Onun bu romanda canlandırdığı iki aşığın çamlar arasında havada uçar gibi yavaşça birbirlerine doğru koşma sahnesi, daha sonra Yeşilçam’da çevrilen sayısız filmde tekrarlandı.
Güzide Sabri, iki yıl kadar sonra kendisini üne kavuşturan “Ölmüş Bir Kadının Evrak-ı Metrukesi”ni yayımladı.
Beyoğlu Birinci Noteri Ahmet Sabri ile evlendikten sonra yazmayı bıraktı. Eşinin memleketi olan Giresun’a taşındılar. Çamlıca’dan, Büyükada’dan, Şişli ve Nişantaşı’ndan uzak kalan Güzide Sabri, bu taşınmadan kısa bir süre sonra 1946’da öldü.

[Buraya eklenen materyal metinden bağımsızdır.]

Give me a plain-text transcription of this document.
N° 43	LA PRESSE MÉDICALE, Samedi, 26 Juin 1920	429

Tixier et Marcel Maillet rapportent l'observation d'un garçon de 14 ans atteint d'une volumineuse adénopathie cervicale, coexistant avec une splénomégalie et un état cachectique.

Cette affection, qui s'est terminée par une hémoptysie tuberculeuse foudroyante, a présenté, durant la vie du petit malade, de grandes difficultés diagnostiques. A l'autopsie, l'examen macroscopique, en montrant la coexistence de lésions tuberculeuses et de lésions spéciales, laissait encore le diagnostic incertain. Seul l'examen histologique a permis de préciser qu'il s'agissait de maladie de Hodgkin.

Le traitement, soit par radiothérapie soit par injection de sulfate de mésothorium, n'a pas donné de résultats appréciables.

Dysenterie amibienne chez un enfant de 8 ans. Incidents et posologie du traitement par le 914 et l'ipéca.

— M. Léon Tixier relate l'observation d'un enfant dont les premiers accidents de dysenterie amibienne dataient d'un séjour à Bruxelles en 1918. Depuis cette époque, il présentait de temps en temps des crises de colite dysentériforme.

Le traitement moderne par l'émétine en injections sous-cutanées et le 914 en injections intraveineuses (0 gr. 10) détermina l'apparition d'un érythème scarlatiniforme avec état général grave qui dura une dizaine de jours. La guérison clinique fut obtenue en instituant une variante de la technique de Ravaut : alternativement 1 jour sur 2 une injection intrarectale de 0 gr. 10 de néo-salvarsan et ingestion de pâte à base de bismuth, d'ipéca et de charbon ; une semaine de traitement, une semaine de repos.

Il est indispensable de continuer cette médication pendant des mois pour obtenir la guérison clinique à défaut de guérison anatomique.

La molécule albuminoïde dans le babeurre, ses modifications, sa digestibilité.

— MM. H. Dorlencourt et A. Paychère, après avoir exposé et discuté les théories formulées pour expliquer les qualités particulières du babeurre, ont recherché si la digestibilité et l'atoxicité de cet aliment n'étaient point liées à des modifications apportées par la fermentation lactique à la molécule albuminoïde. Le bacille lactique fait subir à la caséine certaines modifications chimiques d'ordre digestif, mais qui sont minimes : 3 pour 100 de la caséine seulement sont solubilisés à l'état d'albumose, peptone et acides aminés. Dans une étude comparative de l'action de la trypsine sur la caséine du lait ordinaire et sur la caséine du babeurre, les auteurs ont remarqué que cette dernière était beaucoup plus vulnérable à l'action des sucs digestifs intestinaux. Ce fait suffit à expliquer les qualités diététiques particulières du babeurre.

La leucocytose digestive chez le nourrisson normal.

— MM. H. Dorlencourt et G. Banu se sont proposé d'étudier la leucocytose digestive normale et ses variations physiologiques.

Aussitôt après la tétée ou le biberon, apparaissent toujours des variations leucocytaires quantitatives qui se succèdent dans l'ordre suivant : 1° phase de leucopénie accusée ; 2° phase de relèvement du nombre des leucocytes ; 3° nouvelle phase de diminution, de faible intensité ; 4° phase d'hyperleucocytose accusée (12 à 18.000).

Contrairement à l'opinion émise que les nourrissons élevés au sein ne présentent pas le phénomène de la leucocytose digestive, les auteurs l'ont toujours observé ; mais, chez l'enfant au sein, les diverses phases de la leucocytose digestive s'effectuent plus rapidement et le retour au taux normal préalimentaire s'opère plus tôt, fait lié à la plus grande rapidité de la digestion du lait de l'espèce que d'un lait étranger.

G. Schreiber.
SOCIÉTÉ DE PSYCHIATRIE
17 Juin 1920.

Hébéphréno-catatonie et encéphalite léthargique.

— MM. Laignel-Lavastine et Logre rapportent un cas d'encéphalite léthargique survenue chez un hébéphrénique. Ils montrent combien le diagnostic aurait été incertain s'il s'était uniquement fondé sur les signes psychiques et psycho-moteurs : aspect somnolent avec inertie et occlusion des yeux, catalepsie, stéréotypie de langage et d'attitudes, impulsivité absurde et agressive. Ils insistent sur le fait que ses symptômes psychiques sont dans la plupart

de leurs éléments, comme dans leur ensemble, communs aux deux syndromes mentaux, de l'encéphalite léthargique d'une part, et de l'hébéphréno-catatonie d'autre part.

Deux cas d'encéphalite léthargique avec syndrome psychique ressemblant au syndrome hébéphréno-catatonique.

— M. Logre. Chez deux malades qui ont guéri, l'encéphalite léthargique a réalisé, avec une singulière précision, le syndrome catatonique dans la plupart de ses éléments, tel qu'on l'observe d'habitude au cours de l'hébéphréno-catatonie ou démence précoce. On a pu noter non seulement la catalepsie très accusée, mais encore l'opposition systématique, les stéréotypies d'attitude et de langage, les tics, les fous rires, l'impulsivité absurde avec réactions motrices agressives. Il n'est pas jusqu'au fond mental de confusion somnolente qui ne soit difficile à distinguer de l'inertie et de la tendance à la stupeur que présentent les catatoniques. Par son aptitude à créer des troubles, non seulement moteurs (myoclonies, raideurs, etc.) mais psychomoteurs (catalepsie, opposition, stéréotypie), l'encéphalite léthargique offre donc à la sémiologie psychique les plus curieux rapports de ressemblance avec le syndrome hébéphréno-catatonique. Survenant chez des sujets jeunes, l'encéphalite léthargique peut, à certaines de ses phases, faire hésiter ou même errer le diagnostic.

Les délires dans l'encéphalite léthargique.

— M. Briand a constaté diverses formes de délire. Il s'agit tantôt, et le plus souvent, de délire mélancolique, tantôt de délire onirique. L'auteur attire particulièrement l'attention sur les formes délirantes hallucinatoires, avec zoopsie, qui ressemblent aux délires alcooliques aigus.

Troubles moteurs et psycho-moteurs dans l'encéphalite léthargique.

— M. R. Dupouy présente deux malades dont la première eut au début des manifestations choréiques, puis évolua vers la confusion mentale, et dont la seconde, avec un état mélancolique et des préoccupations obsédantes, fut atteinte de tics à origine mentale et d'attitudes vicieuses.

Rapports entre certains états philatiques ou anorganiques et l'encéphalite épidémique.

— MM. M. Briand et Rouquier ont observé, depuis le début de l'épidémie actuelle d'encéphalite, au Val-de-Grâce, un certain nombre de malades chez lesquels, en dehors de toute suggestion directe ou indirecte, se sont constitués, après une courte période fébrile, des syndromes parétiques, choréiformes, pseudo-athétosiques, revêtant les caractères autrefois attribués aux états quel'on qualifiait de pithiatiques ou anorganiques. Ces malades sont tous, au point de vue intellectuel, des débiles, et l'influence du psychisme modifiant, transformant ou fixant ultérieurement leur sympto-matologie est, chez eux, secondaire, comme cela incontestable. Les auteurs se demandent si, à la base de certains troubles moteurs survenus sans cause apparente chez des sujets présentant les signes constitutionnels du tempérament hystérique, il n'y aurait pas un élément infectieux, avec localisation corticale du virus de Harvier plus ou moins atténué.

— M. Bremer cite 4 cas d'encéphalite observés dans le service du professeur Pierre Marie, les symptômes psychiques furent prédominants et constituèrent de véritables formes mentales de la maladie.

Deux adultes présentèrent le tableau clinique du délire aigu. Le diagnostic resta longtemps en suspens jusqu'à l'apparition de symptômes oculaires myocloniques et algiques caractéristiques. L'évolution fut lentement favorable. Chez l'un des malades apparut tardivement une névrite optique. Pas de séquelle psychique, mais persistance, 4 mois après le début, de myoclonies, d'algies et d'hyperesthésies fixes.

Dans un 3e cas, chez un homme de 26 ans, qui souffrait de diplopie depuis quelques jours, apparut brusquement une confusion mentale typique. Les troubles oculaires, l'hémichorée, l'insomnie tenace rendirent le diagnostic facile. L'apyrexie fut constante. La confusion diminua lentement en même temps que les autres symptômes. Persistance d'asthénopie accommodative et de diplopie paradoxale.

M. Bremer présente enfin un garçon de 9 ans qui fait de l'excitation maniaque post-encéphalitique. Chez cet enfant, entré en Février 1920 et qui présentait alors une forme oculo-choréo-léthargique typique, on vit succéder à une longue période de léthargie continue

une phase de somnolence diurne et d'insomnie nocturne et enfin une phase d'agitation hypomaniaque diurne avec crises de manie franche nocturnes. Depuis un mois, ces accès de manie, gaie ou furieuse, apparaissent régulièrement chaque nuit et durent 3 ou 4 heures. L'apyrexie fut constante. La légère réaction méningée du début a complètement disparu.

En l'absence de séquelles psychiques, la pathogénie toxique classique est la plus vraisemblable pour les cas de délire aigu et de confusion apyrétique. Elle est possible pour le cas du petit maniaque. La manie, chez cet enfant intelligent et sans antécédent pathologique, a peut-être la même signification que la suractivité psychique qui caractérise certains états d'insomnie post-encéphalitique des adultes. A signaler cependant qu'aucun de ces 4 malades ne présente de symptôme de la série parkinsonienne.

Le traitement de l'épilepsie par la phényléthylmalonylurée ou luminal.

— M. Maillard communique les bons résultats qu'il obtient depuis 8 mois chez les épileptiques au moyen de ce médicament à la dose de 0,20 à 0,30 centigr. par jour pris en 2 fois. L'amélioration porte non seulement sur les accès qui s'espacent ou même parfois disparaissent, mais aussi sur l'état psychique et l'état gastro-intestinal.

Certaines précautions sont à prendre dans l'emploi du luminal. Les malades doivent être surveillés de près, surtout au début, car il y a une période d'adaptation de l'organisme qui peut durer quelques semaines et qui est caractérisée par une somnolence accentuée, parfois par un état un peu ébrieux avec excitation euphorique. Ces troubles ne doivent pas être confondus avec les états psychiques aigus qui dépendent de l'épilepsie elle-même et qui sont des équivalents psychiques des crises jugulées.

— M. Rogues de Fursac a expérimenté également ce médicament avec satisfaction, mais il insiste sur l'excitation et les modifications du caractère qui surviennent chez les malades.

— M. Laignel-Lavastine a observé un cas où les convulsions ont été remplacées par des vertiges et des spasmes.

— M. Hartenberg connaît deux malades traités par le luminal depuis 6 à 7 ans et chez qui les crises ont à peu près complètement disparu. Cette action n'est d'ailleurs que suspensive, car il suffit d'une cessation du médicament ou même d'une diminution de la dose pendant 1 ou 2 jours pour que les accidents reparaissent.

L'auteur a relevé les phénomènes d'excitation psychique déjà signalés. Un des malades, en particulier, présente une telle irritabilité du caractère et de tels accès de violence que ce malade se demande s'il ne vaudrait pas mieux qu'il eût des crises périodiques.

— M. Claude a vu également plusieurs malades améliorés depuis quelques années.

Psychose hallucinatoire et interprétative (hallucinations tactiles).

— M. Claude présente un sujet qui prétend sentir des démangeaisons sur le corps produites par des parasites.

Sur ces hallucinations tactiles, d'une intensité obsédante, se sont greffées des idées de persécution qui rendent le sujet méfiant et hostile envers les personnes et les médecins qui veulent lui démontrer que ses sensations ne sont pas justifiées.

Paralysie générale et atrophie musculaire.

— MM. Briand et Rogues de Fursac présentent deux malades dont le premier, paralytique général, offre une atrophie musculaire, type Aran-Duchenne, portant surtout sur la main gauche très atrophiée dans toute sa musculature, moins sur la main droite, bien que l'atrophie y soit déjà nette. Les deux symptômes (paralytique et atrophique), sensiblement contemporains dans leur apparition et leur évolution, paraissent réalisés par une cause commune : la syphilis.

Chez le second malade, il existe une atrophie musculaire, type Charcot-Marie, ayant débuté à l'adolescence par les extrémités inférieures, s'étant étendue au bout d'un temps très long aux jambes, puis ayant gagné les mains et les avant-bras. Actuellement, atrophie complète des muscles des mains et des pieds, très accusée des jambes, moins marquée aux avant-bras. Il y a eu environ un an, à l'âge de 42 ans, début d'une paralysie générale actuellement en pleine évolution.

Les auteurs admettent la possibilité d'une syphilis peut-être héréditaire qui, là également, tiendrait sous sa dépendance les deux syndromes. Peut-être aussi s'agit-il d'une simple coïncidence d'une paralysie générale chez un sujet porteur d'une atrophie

“Ölmüş Bir Kadının Evrak-ı Metrukesi” adlı romanında, kalbinden hasta olan Fikret, aşık olduğu doktor Nejat’ın “size yorgunluk ve heyecanı yasak etmedim mi” diye kızmasına, “heyecan duymayan bir kalp, ölmüş sayılmaz mı zaten Nejat Bey” diye cevap veriyordu.
Köşklerden, solgun leylaklardan, hüzünlü mimozalardan, bütün o elem bahçelerinden, veremin incelttiği kederli yüzlerden ve ille de o siyah elbiselerden uzak kalmış olan Güzide Sabri’nin kalbi de zaten çoktandır heyecan duymuyordu.